Son commentaire m’a fait sourire, car elle a dit à voix haute ce que je pensais déjà tout bas: c’est vrai que ça ne doit pas être évident de jouer devant une foule qui jase bruyamment, dos à la scène pour plusieurs!
Surtout qu’un DJ set, avec un∙e artiste debout derrière ses platines, qui lève le bras une fois de temps en temps comme un moniteur de camp de jour qui essaie d’attirer l’attention d’enfants turbulents, ce n’est pas la performance qui dynamise le plus une foule qui a envie que ça bouge.

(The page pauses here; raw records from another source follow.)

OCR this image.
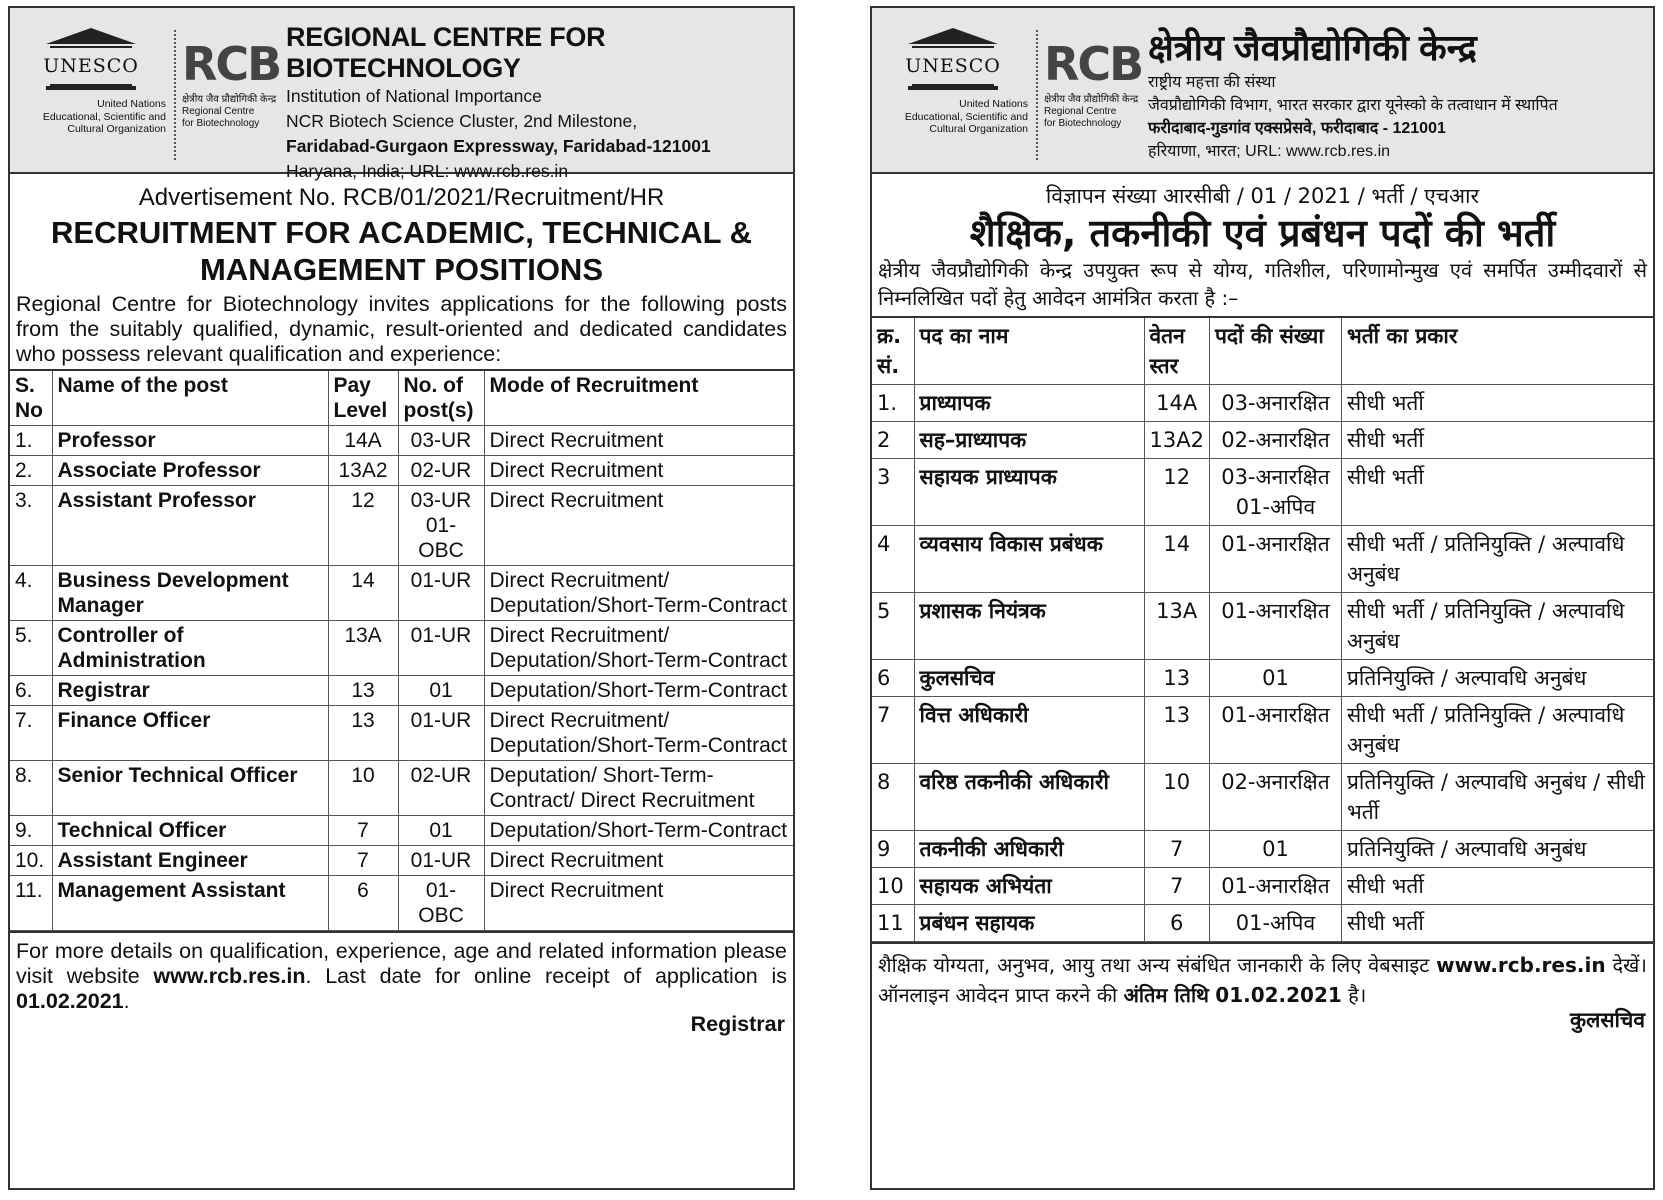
UNESCO
United Nations
Educational, Scientific and
Cultural Organization
RCB
क्षेत्रीय जैव प्रौद्योगिकी केन्द्र
Regional Centre
for Biotechnology
REGIONAL CENTRE FOR BIOTECHNOLOGY
Institution of National Importance
NCR Biotech Science Cluster, 2nd Milestone,
Faridabad-Gurgaon Expressway, Faridabad-121001
Haryana, India; URL: www.rcb.res.in
Advertisement No. RCB/01/2021/Recruitment/HR
RECRUITMENT FOR ACADEMIC, TECHNICAL &
MANAGEMENT POSITIONS
Regional Centre for Biotechnology invites applications for the following posts from the suitably qualified, dynamic, result-oriented and dedicated candidates who possess relevant qualification and experience:
S. No	Name of the post	Pay Level	No. of post(s)	Mode of Recruitment
1.	Professor	14A	03-UR	Direct Recruitment
2.	Associate Professor	13A2	02-UR	Direct Recruitment
3.	Assistant Professor	12	03-UR 01-OBC	Direct Recruitment
4.	Business Development Manager	14	01-UR	Direct Recruitment/ Deputation/Short-Term-Contract
5.	Controller of Administration	13A	01-UR	Direct Recruitment/ Deputation/Short-Term-Contract
6.	Registrar	13	01	Deputation/Short-Term-Contract
7.	Finance Officer	13	01-UR	Direct Recruitment/ Deputation/Short-Term-Contract
8.	Senior Technical Officer	10	02-UR	Deputation/ Short-Term-Contract/ Direct Recruitment
9.	Technical Officer	7	01	Deputation/Short-Term-Contract
10.	Assistant Engineer	7	01-UR	Direct Recruitment
11.	Management Assistant	6	01-OBC	Direct Recruitment
For more details on qualification, experience, age and related information please visit website www.rcb.res.in. Last date for online receipt of application is 01.02.2021.
Registrar
UNESCO
United Nations
Educational, Scientific and
Cultural Organization
RCB
क्षेत्रीय जैव प्रौद्योगिकी केन्द्र
Regional Centre
for Biotechnology
क्षेत्रीय जैवप्रौद्योगिकी केन्द्र
राष्ट्रीय महत्ता की संस्था
जैवप्रौद्योगिकी विभाग, भारत सरकार द्वारा यूनेस्को के तत्वाधान में स्थापित
फरीदाबाद-गुडगांव एक्सप्रेसवे, फरीदाबाद - 121001
हरियाणा, भारत; URL: www.rcb.res.in
विज्ञापन संख्या आरसीबी / 01 / 2021 / भर्ती / एचआर
शैक्षिक, तकनीकी एवं प्रबंधन पदों की भर्ती
क्षेत्रीय जैवप्रौद्योगिकी केन्द्र उपयुक्त रूप से योग्य, गतिशील, परिणामोन्मुख एवं समर्पित उम्मीदवारों से निम्नलिखित पदों हेतु आवेदन आमंत्रित करता है :–
क्र. सं.	पद का नाम	वेतन स्तर	पदों की संख्या	भर्ती का प्रकार
1.	प्राध्यापक	14A	03-अनारक्षित	सीधी भर्ती
2	सह–प्राध्यापक	13A2	02-अनारक्षित	सीधी भर्ती
3	सहायक प्राध्यापक	12	03-अनारक्षित 01-अपिव	सीधी भर्ती
4	व्यवसाय विकास प्रबंधक	14	01-अनारक्षित	सीधी भर्ती / प्रतिनियुक्ति / अल्पावधि अनुबंध
5	प्रशासक नियंत्रक	13A	01-अनारक्षित	सीधी भर्ती / प्रतिनियुक्ति / अल्पावधि अनुबंध
6	कुलसचिव	13	01	प्रतिनियुक्ति / अल्पावधि अनुबंध
7	वित्त अधिकारी	13	01-अनारक्षित	सीधी भर्ती / प्रतिनियुक्ति / अल्पावधि अनुबंध
8	वरिष्ठ तकनीकी अधिकारी	10	02-अनारक्षित	प्रतिनियुक्ति / अल्पावधि अनुबंध / सीधी भर्ती
9	तकनीकी अधिकारी	7	01	प्रतिनियुक्ति / अल्पावधि अनुबंध
10	सहायक अभियंता	7	01-अनारक्षित	सीधी भर्ती
11	प्रबंधन सहायक	6	01-अपिव	सीधी भर्ती
शैक्षिक योग्यता, अनुभव, आयु तथा अन्य संबंधित जानकारी के लिए वेबसाइट www.rcb.res.in देखें। ऑनलाइन आवेदन प्राप्त करने की अंतिम तिथि 01.02.2021 है।
कुलसचिव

Les 45 minutes de la performance de DJ Carola, originaire d’une ville nommée Porto Alegre, dans le sud du Brésil, se sont donc, vous l’aurez deviné, égrenées lentement, sans trop faire de vagues.
Et c’est dommage, car sur Spotify, ses chansons «Come With Me» et «Nunca Vai Mudar» sont vraiment excellentes, mais ce soir-là, c’est plutôt sa reprise de «Freed From Desire» de GALA qui a suscité des réactions du public!
Sofi Tukker ou l’art de faire fondre la glace de l’iceberg en deux temps, trois mouvements
Peu après 21 h, les lumières se sont éteintes pour laisser la place aux stars de la soirée, qui n’étaient pas venues seules! Comme lors de leur performance à Osheaga en 2023, Sofi Tukker était entouré d’une chaude compagnie: quatre danseurs se déhanchaient à leurs côtés à des moments clés de leur performance, apportant du soleil, du groove et un brin de folie!
Les spectateurs ont poussé alors de tels cris et acclamations pour les accueillir en grand que Tucker, qui venait tout juste de prendre place face au public, a joué au comique en envoyant la main vers le public, l’air de celui qui joue au modeste et qui trouve excessif les réactions à son égard. Pour une improvisation, c’était réussi, et il a bien réussi à nous faire rire!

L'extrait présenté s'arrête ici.